MST-R: Multi-Stage Tuning for Retrieval Systems and Metric Evaluation
Yash Malviya, Karan Dhingra, Maneesh Singh
TL;DR
The paper tackles the challenge of applying retrieval-augmented generation to regulatory QA by proposing MST-R, a multi-stage, domain-adaptive tuning approach for retrieval components. It introduces a two-level retrieval pipeline with a domain-adapted hybrid L1 retriever and a cross-encoder reranker, followed by three answer-generation strategies using a fixed LLM. On ObliQA, MST-R achieves state-of-the-art Recall@10 and MAP@10 and demonstrates notable gains over baselines, while also revealing weaknesses in the RePASs metric through analysis of trivial optimizers and extended reasoning contexts. The authors advocate for better evaluation frameworks, including LLM-based judgments, to reliably assess regulatory QA performance. The work highlights practical implications for deploying regulatory QA systems and suggests future directions for end-to-end domain adaptation of the answer generator and metric design.
Abstract
Regulatory documents are rich in nuanced terminology and specialized semantics.

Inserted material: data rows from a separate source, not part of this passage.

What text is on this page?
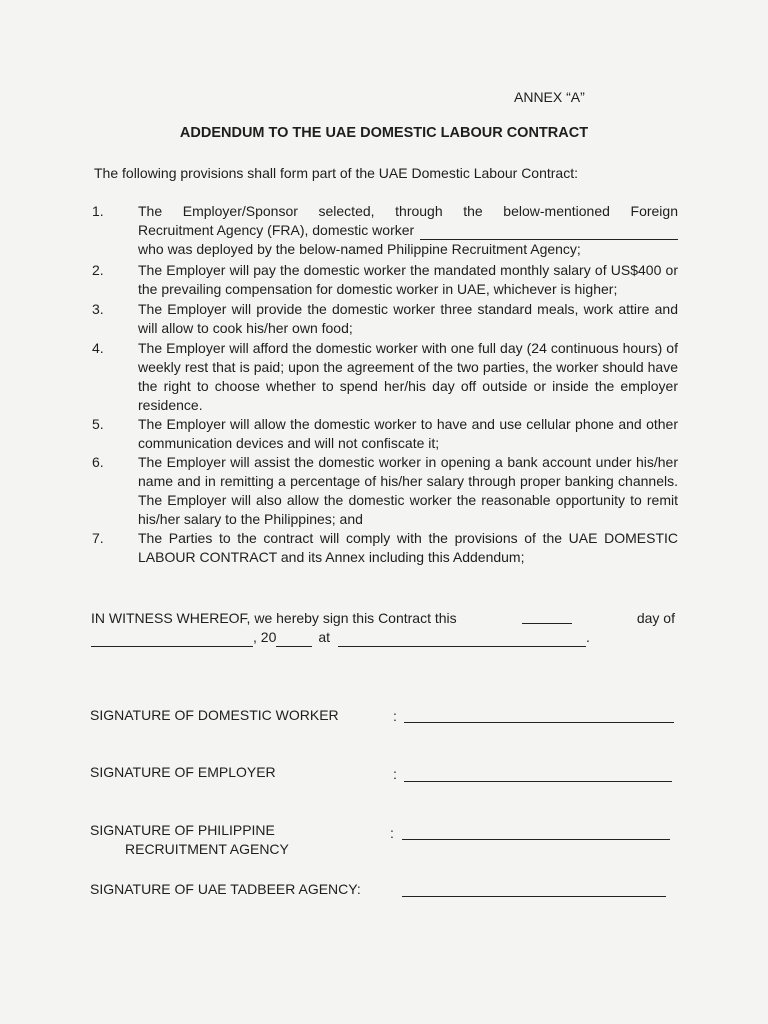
ANNEX “A”
ADDENDUM TO THE UAE DOMESTIC LABOUR CONTRACT
The following provisions shall form part of the UAE Domestic Labour Contract:
1.	The Employer/Sponsor selected, through the below-mentioned Foreign
Recruitment Agency (FRA), domestic worker
who was deployed by the below-named Philippine Recruitment Agency;
2.	The Employer will pay the domestic worker the mandated monthly salary of US$400 or the prevailing compensation for domestic worker in UAE, whichever is higher;
3.	The Employer will provide the domestic worker three standard meals, work attire and will allow to cook his/her own food;
4.	The Employer will afford the domestic worker with one full day (24 continuous hours) of weekly rest that is paid; upon the agreement of the two parties, the worker should have the right to choose whether to spend her/his day off outside or inside the employer residence.
5.	The Employer will allow the domestic worker to have and use cellular phone and other communication devices and will not confiscate it;
6.	The Employer will assist the domestic worker in opening a bank account under his/her name and in remitting a percentage of his/her salary through proper banking channels. The Employer will also allow the domestic worker the reasonable opportunity to remit his/her salary to the Philippines; and
7.	The Parties to the contract will comply with the provisions of the UAE DOMESTIC LABOUR CONTRACT and its Annex including this Addendum;
IN WITNESS WHEREOF, we hereby sign this Contract this	day of
, 20	at	.
SIGNATURE OF DOMESTIC WORKER	:
SIGNATURE OF EMPLOYER	:
SIGNATURE OF PHILIPPINE
RECRUITMENT AGENCY
:
SIGNATURE OF UAE TADBEER AGENCY:
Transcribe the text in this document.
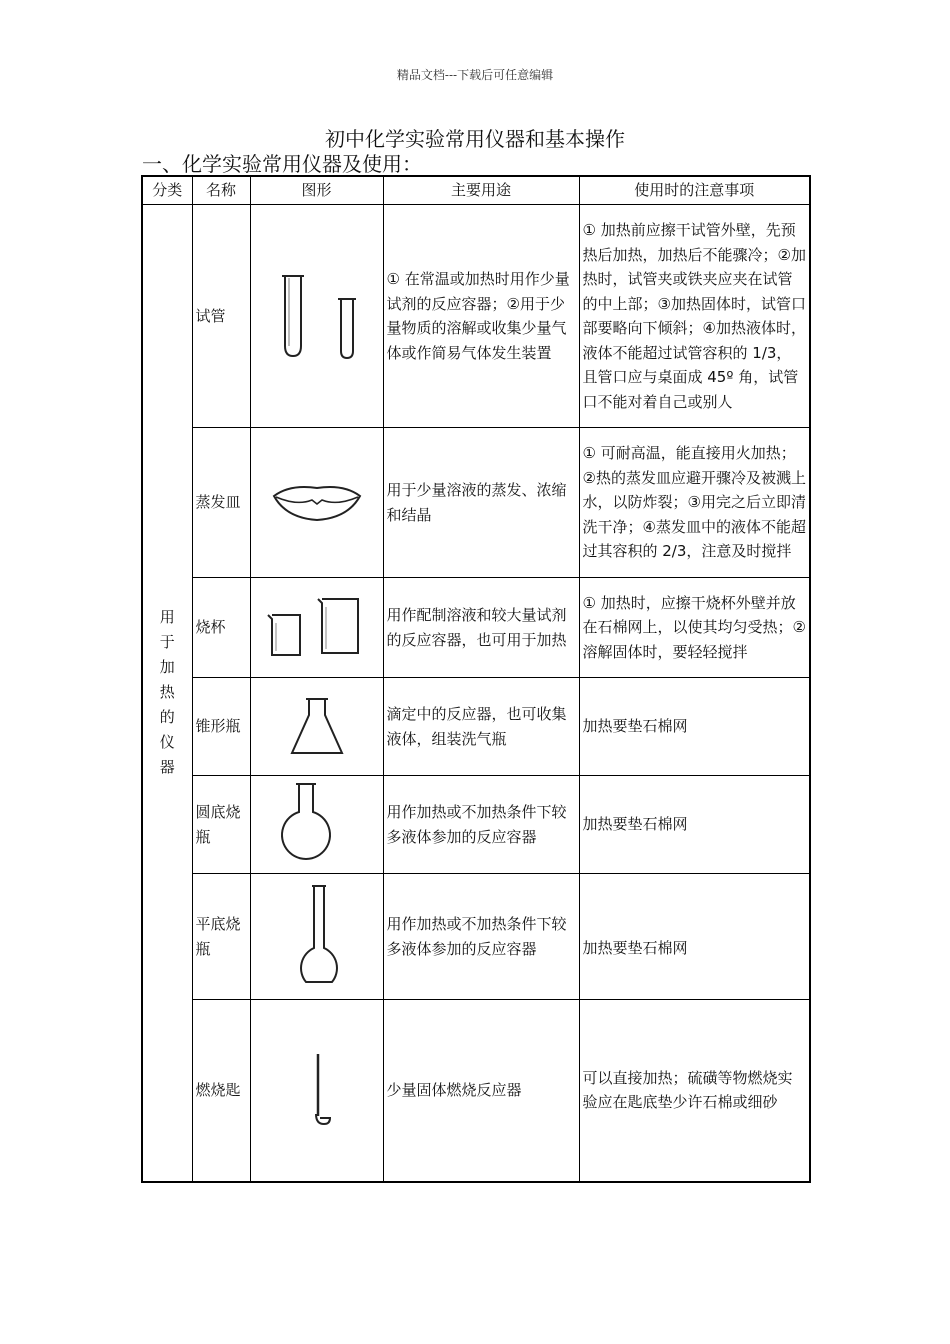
精品文档---下载后可任意编辑
初中化学实验常用仪器和基本操作
一、化学实验常用仪器及使用：
分类	名称	图形	主要用途	使用时的注意事项

用于加热的仪器	试管		① 在常温或加热时用作少量试剂的反应容器；②用于少量物质的溶解或收集少量气体或作简易气体发生装置	① 加热前应擦干试管外壁，先预热后加热，加热后不能骤冷；②加热时，试管夹或铁夹应夹在试管的中上部；③加热固体时，试管口部要略向下倾斜；④加热液体时，液体不能超过试管容积的 1/3，且管口应与桌面成 45º 角，试管口不能对着自己或别人
	蒸发皿		用于少量溶液的蒸发、浓缩和结晶	① 可耐高温，能直接用火加热；②热的蒸发皿应避开骤冷及被溅上水，以防炸裂；③用完之后立即清洗干净；④蒸发皿中的液体不能超过其容积的 2/3，注意及时搅拌
	烧杯		用作配制溶液和较大量试剂的反应容器，也可用于加热	① 加热时，应擦干烧杯外壁并放在石棉网上，以使其均匀受热；②溶解固体时，要轻轻搅拌
	锥形瓶		滴定中的反应器，也可收集液体，组装洗气瓶	加热要垫石棉网
	圆底烧瓶		用作加热或不加热条件下较多液体参加的反应容器	加热要垫石棉网
	平底烧瓶		用作加热或不加热条件下较多液体参加的反应容器	加热要垫石棉网
	燃烧匙		少量固体燃烧反应器	可以直接加热；硫磺等物燃烧实验应在匙底垫少许石棉或细砂
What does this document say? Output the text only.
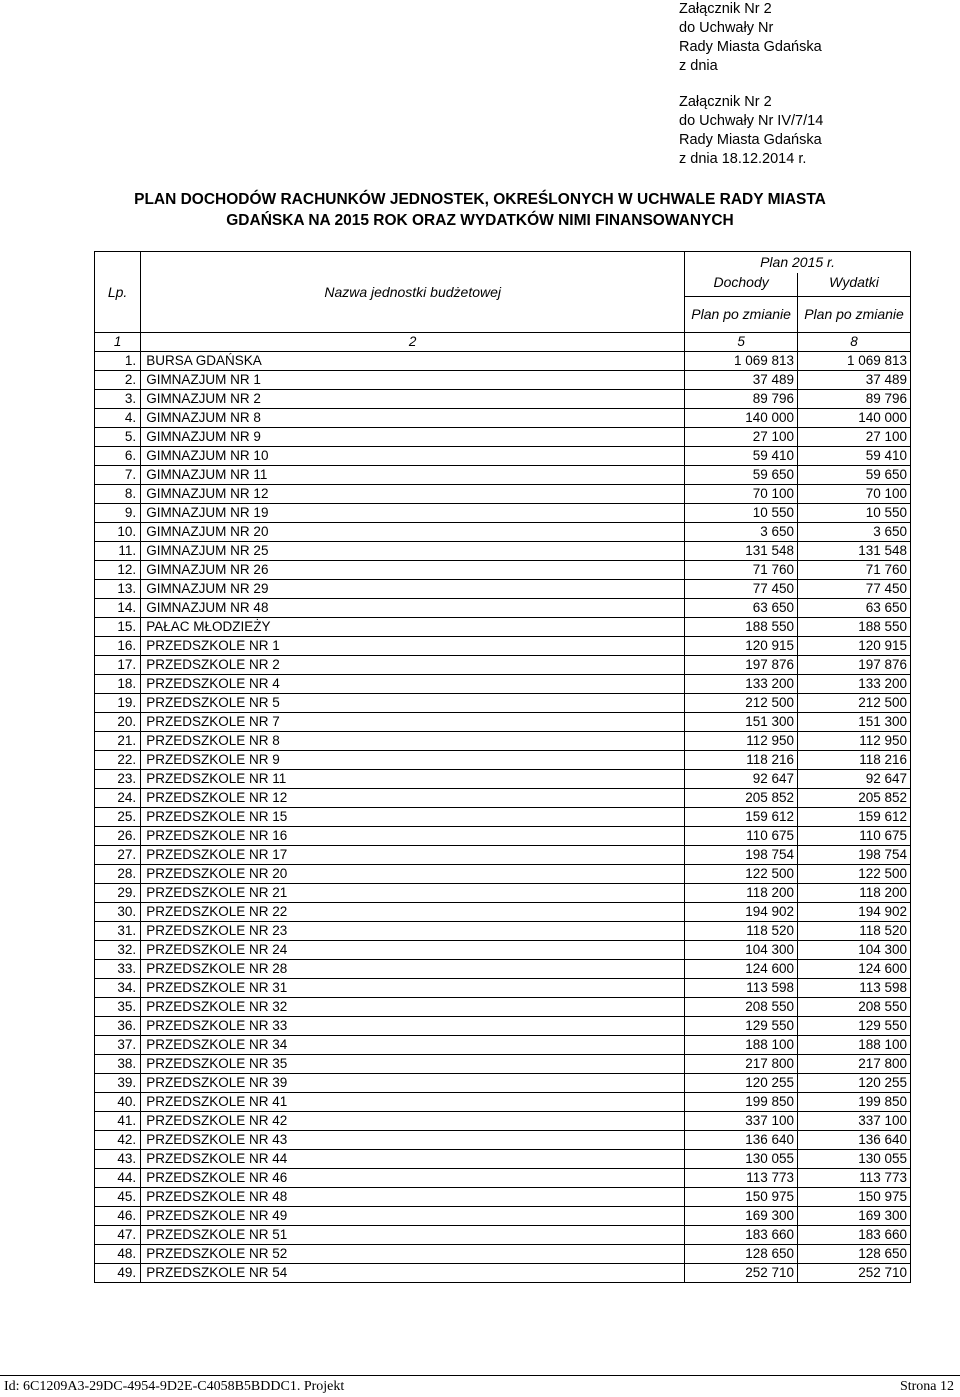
Załącznik Nr 2
do Uchwały Nr
Rady Miasta Gdańska
z dnia
Załącznik Nr 2
do Uchwały Nr IV/7/14
Rady Miasta Gdańska
z dnia 18.12.2014 r.
PLAN DOCHODÓW RACHUNKÓW JEDNOSTEK, OKREŚLONYCH W UCHWALE RADY MIASTA
GDAŃSKA NA 2015 ROK ORAZ WYDATKÓW NIMI FINANSOWANYCH
Lp.	Nazwa jednostki budżetowej	Plan 2015 r.	
		Dochody	Wydatki
		Plan po zmianie	Plan po zmianie
1	2	5	8
1.	BURSA GDAŃSKA	1 069 813	1 069 813
2.	GIMNAZJUM NR 1	37 489	37 489
3.	GIMNAZJUM NR 2	89 796	89 796
4.	GIMNAZJUM NR 8	140 000	140 000
5.	GIMNAZJUM NR 9	27 100	27 100
6.	GIMNAZJUM NR 10	59 410	59 410
7.	GIMNAZJUM NR 11	59 650	59 650
8.	GIMNAZJUM NR 12	70 100	70 100
9.	GIMNAZJUM NR 19	10 550	10 550
10.	GIMNAZJUM NR 20	3 650	3 650
11.	GIMNAZJUM NR 25	131 548	131 548
12.	GIMNAZJUM NR 26	71 760	71 760
13.	GIMNAZJUM NR 29	77 450	77 450
14.	GIMNAZJUM NR 48	63 650	63 650
15.	PAŁAC MŁODZIEŻY	188 550	188 550
16.	PRZEDSZKOLE NR 1	120 915	120 915
17.	PRZEDSZKOLE NR 2	197 876	197 876
18.	PRZEDSZKOLE NR 4	133 200	133 200
19.	PRZEDSZKOLE NR 5	212 500	212 500
20.	PRZEDSZKOLE NR 7	151 300	151 300
21.	PRZEDSZKOLE NR 8	112 950	112 950
22.	PRZEDSZKOLE NR 9	118 216	118 216
23.	PRZEDSZKOLE NR 11	92 647	92 647
24.	PRZEDSZKOLE NR 12	205 852	205 852
25.	PRZEDSZKOLE NR 15	159 612	159 612
26.	PRZEDSZKOLE NR 16	110 675	110 675
27.	PRZEDSZKOLE NR 17	198 754	198 754
28.	PRZEDSZKOLE NR 20	122 500	122 500
29.	PRZEDSZKOLE NR 21	118 200	118 200
30.	PRZEDSZKOLE NR 22	194 902	194 902
31.	PRZEDSZKOLE NR 23	118 520	118 520
32.	PRZEDSZKOLE NR 24	104 300	104 300
33.	PRZEDSZKOLE NR 28	124 600	124 600
34.	PRZEDSZKOLE NR 31	113 598	113 598
35.	PRZEDSZKOLE NR 32	208 550	208 550
36.	PRZEDSZKOLE NR 33	129 550	129 550
37.	PRZEDSZKOLE NR 34	188 100	188 100
38.	PRZEDSZKOLE NR 35	217 800	217 800
39.	PRZEDSZKOLE NR 39	120 255	120 255
40.	PRZEDSZKOLE NR 41	199 850	199 850
41.	PRZEDSZKOLE NR 42	337 100	337 100
42.	PRZEDSZKOLE NR 43	136 640	136 640
43.	PRZEDSZKOLE NR 44	130 055	130 055
44.	PRZEDSZKOLE NR 46	113 773	113 773
45.	PRZEDSZKOLE NR 48	150 975	150 975
46.	PRZEDSZKOLE NR 49	169 300	169 300
47.	PRZEDSZKOLE NR 51	183 660	183 660
48.	PRZEDSZKOLE NR 52	128 650	128 650
49.	PRZEDSZKOLE NR 54	252 710	252 710
Id: 6C1209A3-29DC-4954-9D2E-C4058B5BDDC1. Projekt	Strona 12
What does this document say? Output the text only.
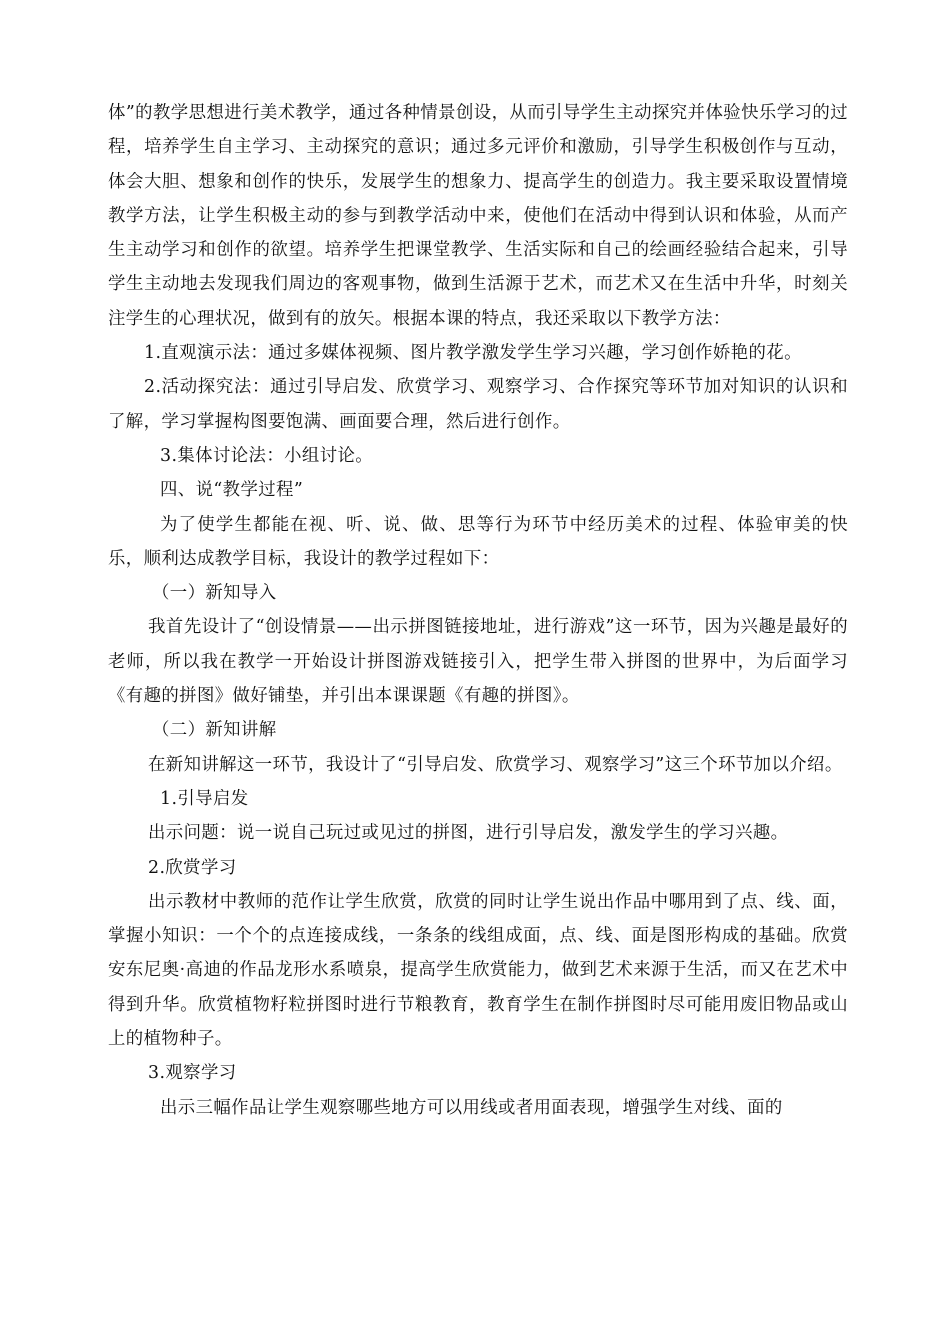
体”的教学思想进行美术教学，通过各种情景创设，从而引导学生主动探究并体验快乐学习的过程，培养学生自主学习、主动探究的意识；通过多元评价和激励，引导学生积极创作与互动，体会大胆、想象和创作的快乐，发展学生的想象力、提高学生的创造力。我主要采取设置情境教学方法，让学生积极主动的参与到教学活动中来，使他们在活动中得到认识和体验，从而产生主动学习和创作的欲望。培养学生把课堂教学、生活实际和自己的绘画经验结合起来，引导学生主动地去发现我们周边的客观事物，做到生活源于艺术，而艺术又在生活中升华，时刻关注学生的心理状况，做到有的放矢。根据本课的特点，我还采取以下教学方法：

1.直观演示法：通过多媒体视频、图片教学激发学生学习兴趣，学习创作娇艳的花。

2.活动探究法：通过引导启发、欣赏学习、观察学习、合作探究等环节加对知识的认识和了解，学习掌握构图要饱满、画面要合理，然后进行创作。

3.集体讨论法：小组讨论。

四、说“教学过程”

为了使学生都能在视、听、说、做、思等行为环节中经历美术的过程、体验审美的快乐，顺利达成教学目标，我设计的教学过程如下：

（一）新知导入

我首先设计了“创设情景——出示拼图链接地址，进行游戏”这一环节，因为兴趣是最好的老师，所以我在教学一开始设计拼图游戏链接引入，把学生带入拼图的世界中，为后面学习《有趣的拼图》做好铺垫，并引出本课课题《有趣的拼图》。

（二）新知讲解

在新知讲解这一环节，我设计了“引导启发、欣赏学习、观察学习”这三个环节加以介绍。

1.引导启发

出示问题：说一说自己玩过或见过的拼图，进行引导启发，激发学生的学习兴趣。

2.欣赏学习

出示教材中教师的范作让学生欣赏，欣赏的同时让学生说出作品中哪用到了点、线、面，掌握小知识：一个个的点连接成线，一条条的线组成面，点、线、面是图形构成的基础。欣赏安东尼奥·高迪的作品龙形水系喷泉，提高学生欣赏能力，做到艺术来源于生活，而又在艺术中得到升华。欣赏植物籽粒拼图时进行节粮教育，教育学生在制作拼图时尽可能用废旧物品或山上的植物种子。

3.观察学习

出示三幅作品让学生观察哪些地方可以用线或者用面表现，增强学生对线、面的
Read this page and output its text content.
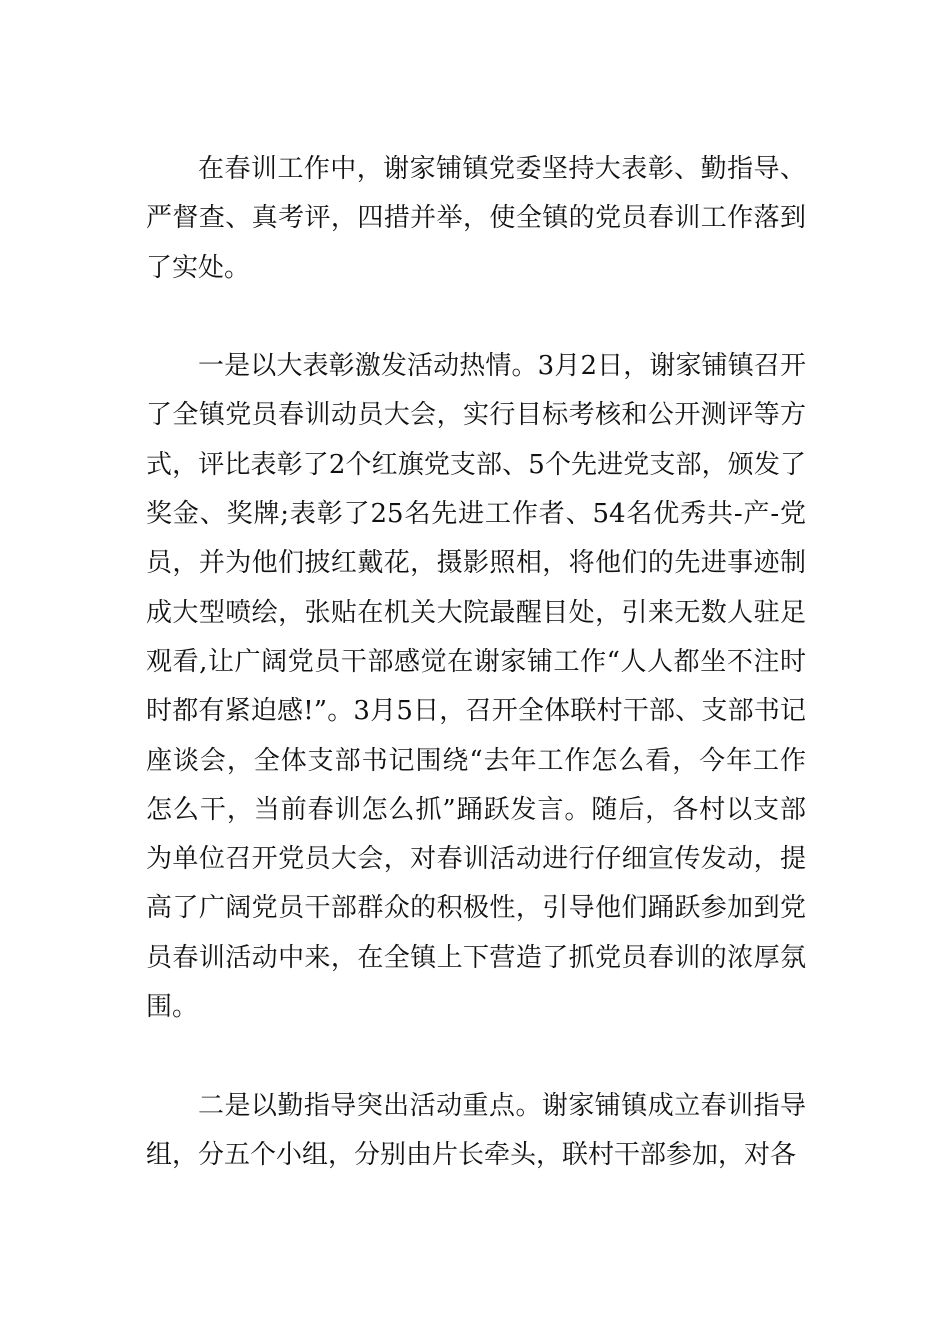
在春训工作中，谢家铺镇党委坚持大表彰、勤指导、严督查、真考评，四措并举，使全镇的党员春训工作落到了实处。

一是以大表彰激发活动热情。3月2日，谢家铺镇召开了全镇党员春训动员大会，实行目标考核和公开测评等方式，评比表彰了2个红旗党支部、5个先进党支部，颁发了奖金、奖牌;表彰了25名先进工作者、54名优秀共-产-党员，并为他们披红戴花，摄影照相，将他们的先进事迹制成大型喷绘，张贴在机关大院最醒目处，引来无数人驻足观看,让广阔党员干部感觉在谢家铺工作“人人都坐不注时时都有紧迫感!”。3月5日，召开全体联村干部、支部书记座谈会，全体支部书记围绕“去年工作怎么看，今年工作怎么干，当前春训怎么抓”踊跃发言。随后，各村以支部为单位召开党员大会，对春训活动进行仔细宣传发动，提高了广阔党员干部群众的积极性，引导他们踊跃参加到党员春训活动中来，在全镇上下营造了抓党员春训的浓厚氛围。

二是以勤指导突出活动重点。谢家铺镇成立春训指导组，分五个小组，分别由片长牵头，联村干部参加，对各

FRAG systems: Frozen retrieval-augmented generators utilizing pre-trained (or, frozen) components face consequent challenges with both retriever and answering performance. We present a system that adapts the retriever performance to the target domain using a multi-stage tuning (MST) strategy. Our retrieval approach, called MST-R (a) first fine-tunes encoders used in vector stores using hard negative mining, (b) then uses a hybrid retriever, combining sparse and dense retrievers using reciprocal rank fusion, and then (c) adapts the cross-attention encoder by fine-tuning only the top-k retrieved results. We benchmark the system performance on the dataset released for the RIRAG challenge (as part of the RegNLP workshop at COLING 2025). We achieve significant performance gains obtaining a top rank on the RegNLP challenge leaderboard. We also show that a trivial answering approach games the RePASs metric outscoring all baselines and a pre-trained Llama model. Analyzing this anomaly, we present important takeaways for future research.